Conclusion. In today's architecture, just as hope for the realization of a utopia has dimmed, a return to perfect days is likewise regarded as nothing but groundless fantasy. Nevertheless, the present text is a tribute to the original dream of modern architecture for creating a utopia worthy of contemporary humanity, through a re-reading of qualities that have acquired a transhistorical and enduring character—architectural qualities that, despite the profound social, economic, and technological transformations of the past century, have retained their validity and effectiveness and can be instructive for contemporary architecture. The important quality of Hufeisensiedlung lies not merely in the design of form but in a kind of scenario-making for life, embedded in the relationships between the components of the design with one another and with the urban context. The realization of this scenario is as much the result of the complex's interaction as a social focal point (node) with the urban grid as it is shaped by a physical design that transforms the work and the social interactions within it into a theatrical event. The enchantment of Hufeisensiedlung lies, on one hand, in linking this scenario of contemporary existence with the aesthetic, and on the other, in achieving architectural richness while maintaining the work's outward humility.

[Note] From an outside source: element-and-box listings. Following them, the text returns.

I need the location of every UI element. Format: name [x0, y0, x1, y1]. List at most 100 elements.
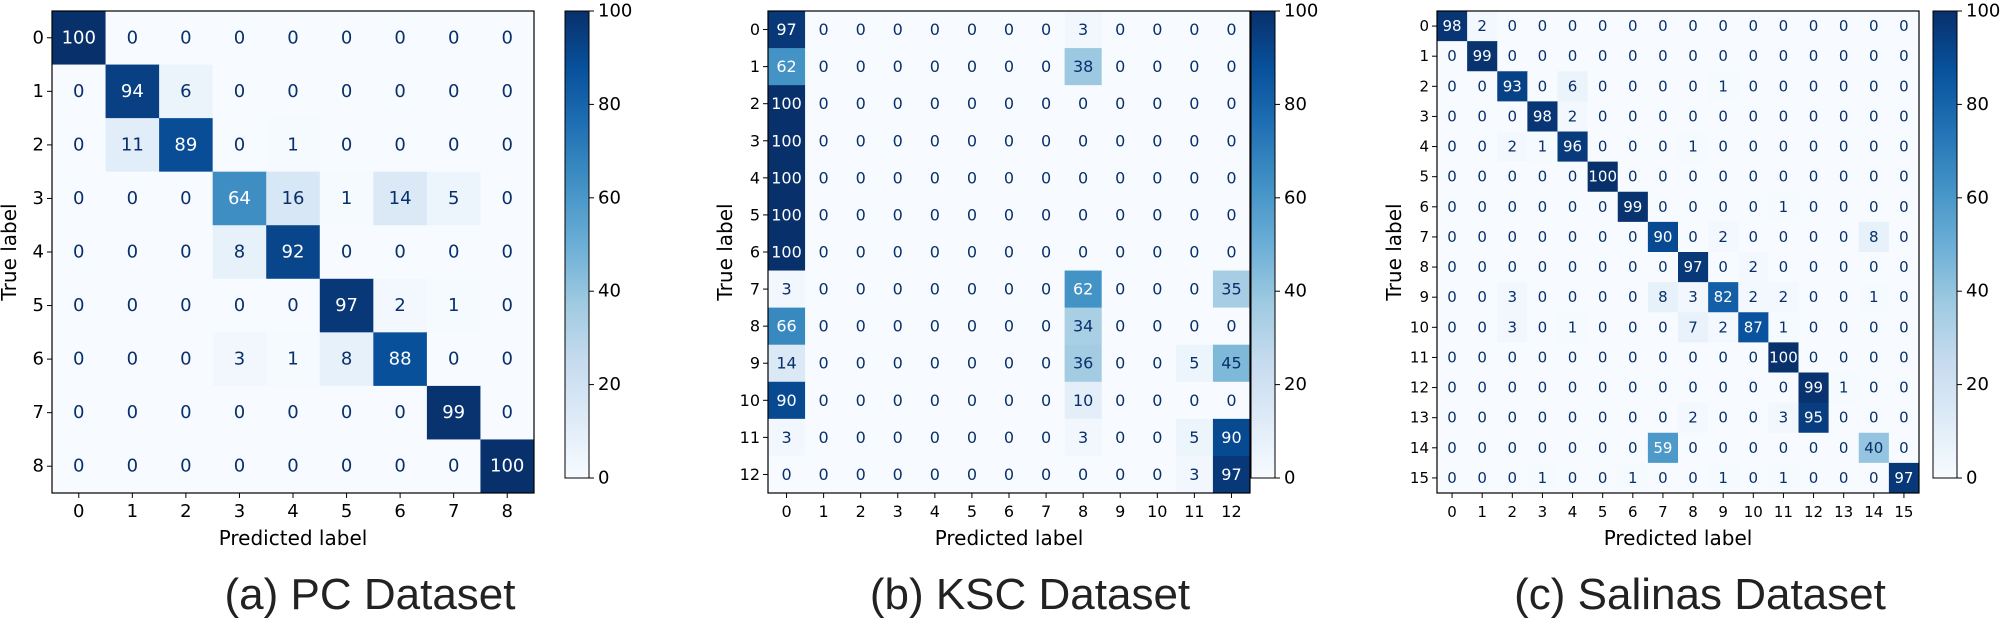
- x-axis-label: Predicted label: [219, 526, 368, 550]
- cell-r7-c10: [1138, 270, 1177, 309]
- cell-label-r5-c8: 0: [1688, 168, 1698, 186]
- cell-r12-c6: [990, 455, 1029, 494]
- cell-r1-c8: [1064, 48, 1103, 86]
- cell-label-r8-c15: 0: [1899, 258, 1909, 276]
- cell-label-r4-c4: 96: [1563, 138, 1582, 156]
- x-axis-ticks: 0 1 2 3 4 5 6 7 8: [73, 493, 513, 522]
- cell-r2-c9: [1708, 71, 1739, 102]
- cell-label-r8-c6: 0: [1628, 258, 1638, 276]
- cell-label-r7-c5: 0: [341, 402, 352, 423]
- cell-label-r11-c6: 0: [1004, 428, 1014, 447]
- cell-label-r4-c0: 100: [771, 168, 802, 187]
- cell-r5-c1: [805, 196, 843, 234]
- cell-r1-c1: [805, 48, 843, 86]
- cell-r7-c5: [953, 270, 991, 309]
- cell-r12-c5: [1587, 372, 1619, 404]
- cell-r2-c6: [373, 118, 428, 173]
- cell-label-r12-c8: 0: [1688, 379, 1698, 397]
- cell-r5-c12: [1798, 161, 1830, 193]
- cell-r14-c9: [1708, 432, 1739, 464]
- cell-label-r3-c1: 0: [1477, 107, 1487, 125]
- cell-label-r7-c6: 0: [1628, 228, 1638, 246]
- cell-r11-c6: [1617, 342, 1649, 373]
- cell-label-r0-c5: 0: [1598, 17, 1608, 35]
- cell-r11-c3: [1527, 342, 1558, 373]
- cell-r2-c8: [1678, 71, 1709, 102]
- cell-label-r4-c2: 0: [180, 242, 191, 263]
- cell-r2-c2: [1497, 71, 1528, 102]
- cell-label-r4-c4: 92: [282, 242, 305, 263]
- cell-r1-c2: [159, 64, 214, 119]
- cell-r5-c8: [480, 278, 535, 333]
- cell-r9-c5: [1587, 282, 1619, 313]
- y-tick-label-11: 11: [1410, 348, 1429, 366]
- y-axis-label: True label: [0, 203, 21, 301]
- cell-label-r6-c10: 0: [1749, 198, 1759, 216]
- cell-r2-c3: [212, 118, 267, 173]
- cell-r15-c8: [1678, 462, 1709, 494]
- cell-label-r5-c0: 0: [73, 295, 84, 316]
- cell-label-r7-c12: 0: [1809, 228, 1819, 246]
- cell-r0-c6: [373, 11, 428, 66]
- colorbar: 0 20 40 60 80 100: [1932, 1, 2000, 489]
- cell-label-r6-c8: 0: [501, 349, 512, 370]
- cell-r10-c3: [879, 381, 917, 420]
- cell-r9-c6: [1617, 282, 1649, 313]
- cell-r3-c4: [266, 171, 321, 226]
- x-tick-label-4: 4: [930, 502, 940, 521]
- colorbar-bar: [1932, 10, 1958, 479]
- cell-r1-c3: [1527, 41, 1558, 72]
- cell-r7-c4: [266, 385, 321, 440]
- cell-label-r0-c5: 0: [967, 20, 977, 39]
- cell-label-r1-c10: 0: [1749, 47, 1759, 65]
- cell-r6-c6: [1617, 191, 1649, 223]
- cell-label-r10-c5: 0: [967, 391, 977, 410]
- cell-label-r13-c4: 0: [1568, 409, 1578, 427]
- cell-label-r11-c12: 0: [1809, 348, 1819, 366]
- cell-label-r7-c3: 0: [1538, 228, 1548, 246]
- cell-label-r0-c0: 98: [1443, 17, 1462, 35]
- cell-r1-c5: [319, 64, 374, 119]
- cell-r10-c1: [1467, 312, 1498, 343]
- cell-r8-c10: [1738, 252, 1769, 283]
- cell-r5-c6: [1617, 161, 1649, 193]
- cell-r7-c3: [1527, 221, 1558, 253]
- heatmap-cells: [768, 11, 1251, 494]
- cell-label-r6-c6: 88: [389, 349, 412, 370]
- cell-label-r1-c5: 0: [341, 81, 352, 102]
- cell-r11-c10: [1738, 342, 1769, 373]
- cell-label-r9-c11: 5: [1189, 354, 1199, 373]
- cell-label-r10-c15: 0: [1899, 318, 1909, 336]
- cell-r1-c3: [212, 64, 267, 119]
- cell-r6-c13: [1828, 191, 1860, 223]
- cell-label-r1-c2: 0: [1508, 47, 1518, 65]
- y-tick-label-4: 4: [33, 242, 44, 263]
- cell-r3-c5: [953, 122, 991, 160]
- cell-r4-c10: [1138, 159, 1177, 197]
- x-tick-label-0: 0: [73, 501, 84, 522]
- cell-r12-c9: [1101, 455, 1140, 494]
- cell-r1-c11: [1175, 48, 1214, 86]
- cell-label-r5-c4: 0: [287, 295, 298, 316]
- cell-label-r1-c5: 0: [967, 57, 977, 76]
- cell-label-r5-c6: 2: [394, 295, 405, 316]
- cell-label-r0-c15: 0: [1899, 17, 1909, 35]
- cell-r0-c5: [1587, 11, 1619, 42]
- cell-label-r15-c5: 0: [1598, 469, 1608, 487]
- cell-label-r12-c5: 0: [967, 465, 977, 484]
- cell-label-r4-c7: 0: [448, 242, 459, 263]
- cell-r2-c4: [266, 118, 321, 173]
- caption-salinas-dataset: (c) Salinas Dataset: [1514, 570, 1886, 619]
- cell-r15-c15: [1888, 462, 1920, 494]
- cell-label-r1-c3: 0: [1538, 47, 1548, 65]
- cell-r9-c10: [1138, 344, 1177, 383]
- cell-r11-c8: [1678, 342, 1709, 373]
- cell-r3-c0: [1437, 101, 1468, 132]
- cell-label-r6-c2: 0: [856, 243, 866, 262]
- cell-r7-c6: [1617, 221, 1649, 253]
- cell-label-r10-c13: 0: [1839, 318, 1849, 336]
- cell-r1-c1: [1467, 41, 1498, 72]
- cell-r2-c6: [990, 85, 1029, 123]
- cell-label-r10-c0: 90: [776, 391, 796, 410]
- cell-label-r8-c10: 2: [1749, 258, 1759, 276]
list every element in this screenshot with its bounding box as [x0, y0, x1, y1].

In an era when art has become more than ever entangled in the vortex of commodification, this coexistence of aesthetic richness and apparent humility is a call for the reassessment of the dominant current in architecture and art, which seeks to maintain its market dominance by dazzling the audience with grandiose forms and special effects—a call for reflection, an invitation to slowness, and a discovery of the possibilities hidden in the path traversed over nearly one hundred years between Hufeisensiedlung and Wenders's

Perfect Days.

Postscript: It is worth noting certain architectural subtleties of this project whose traces can also be detected in the architecture of subsequent decades. For instance, the use of diverse colors as complements to the plain cement surfaces of the block facades creates a distinct and varied visual identity that strengthens residents' sense of belonging and connection to their living environment. This approach has also been applied to the interior design and entrance doors, which share a similar form but feature diverse patterns and color schemes, thereby providing the possibility of differentiation and a sense of belonging for residents while maintaining unity (Figures 13 and 14). Another example is the vegetation of the private courtyards in front of the apartments, separated from the public green space by rows of boxwood hedges,

shaped according to the owners' tastes, which in addition to providing a space for leisure at the neighborhood scale, on one hand adds diversity and dynamism to the complex's scenery and on the other—like Adolf Loos's Heuberg collective housing project—provided the possibility of growing vegetables and fruits amid the crisis-stricken economy of the Weimar Republic. The gardens facilitate residents' interaction with the architecture and their participation in shaping the urban landscape of the complex. Here, one must acknowledge the complementary role of the project's landscape designer, Leberecht Migge, whose green space design presents, instead of opposition, a concept of "intertwining" and "interaction" between architecture and urban landscape—a definition of livability that remains inspirational for contemporary architecture (Figure 15).